Tuesday, March 24, 2015

Policy Makers Should Not Discount the Damages from Future Climate Tipping Points

What is at risk if we do nothing about climate change now? (Credit: © carloscastilla / Fotolia) Click to Enlarge.
Society should set a high carbon tax now to try and prevent climate change reaching a point of no return according to a new study. 

The research, carried out by the Universities of Exeter, Zurich, Stanford and Chicago is published in the journal Nature Climate Change and shows that the prospect of an uncertain future tipping point should greatly increase the amount we are willing to pay now to limit climate change.

Depending on the economic impacts of an abrupt change in climate and how quickly this is felt, the cost of carbon emitted now increases by 50 -- 200%. Setting a correspondingly high carbon tax would trigger a reduction in carbon emissions that delays the tipping point.

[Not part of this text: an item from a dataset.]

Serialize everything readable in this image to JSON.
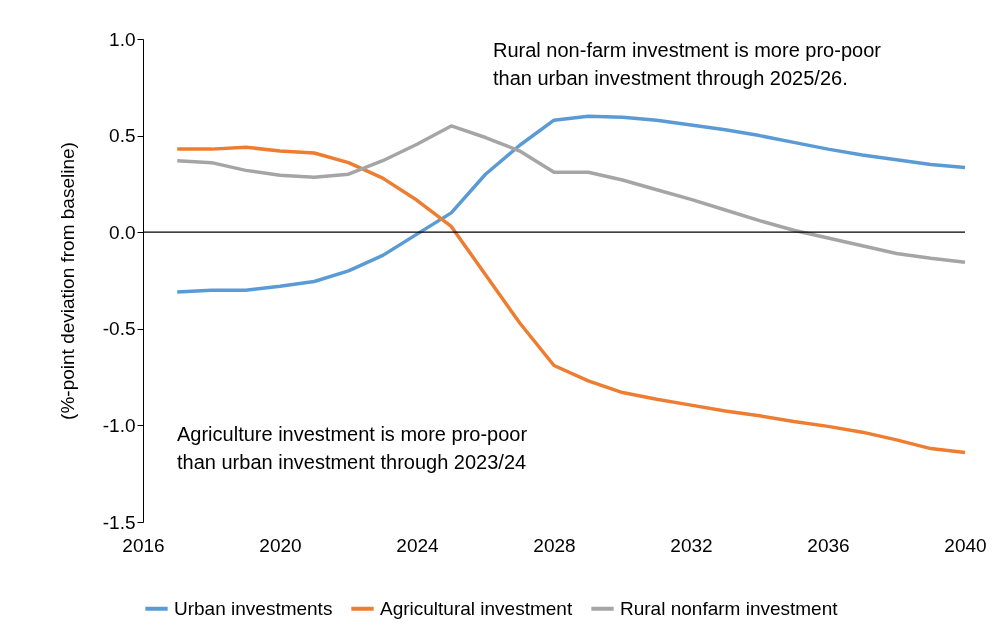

The researchers developed a model to investigate how the uncertainty surrounding tipping points should influence climate policy. Based on expert input, the likelihood that human activities will push the climate system past a tipping point increases from 2.5% in 2050 to nearly 50% in 2200 in their baseline scenario.

Professor Tim Lenton from Geography at the University of Exeter said: "Our results support recent suggestions that the costs of carbon emissions used to inform policy are being underestimated.

"We are calling on policy makers to respond to the prospect of triggering future climate tipping points by applying the brakes now and putting a high price on carbon emissions before it is too late.
The potential climate tipping points considered in the study were a collapse of the Atlantic meridional overturning circulation; irreversible melt of the Greenland Ice Sheet; collapse of the West Antarctic Ice Sheet; dieback of the Amazon rainforest; or an increase in the amplitude of the El Niño Southern Oscillation.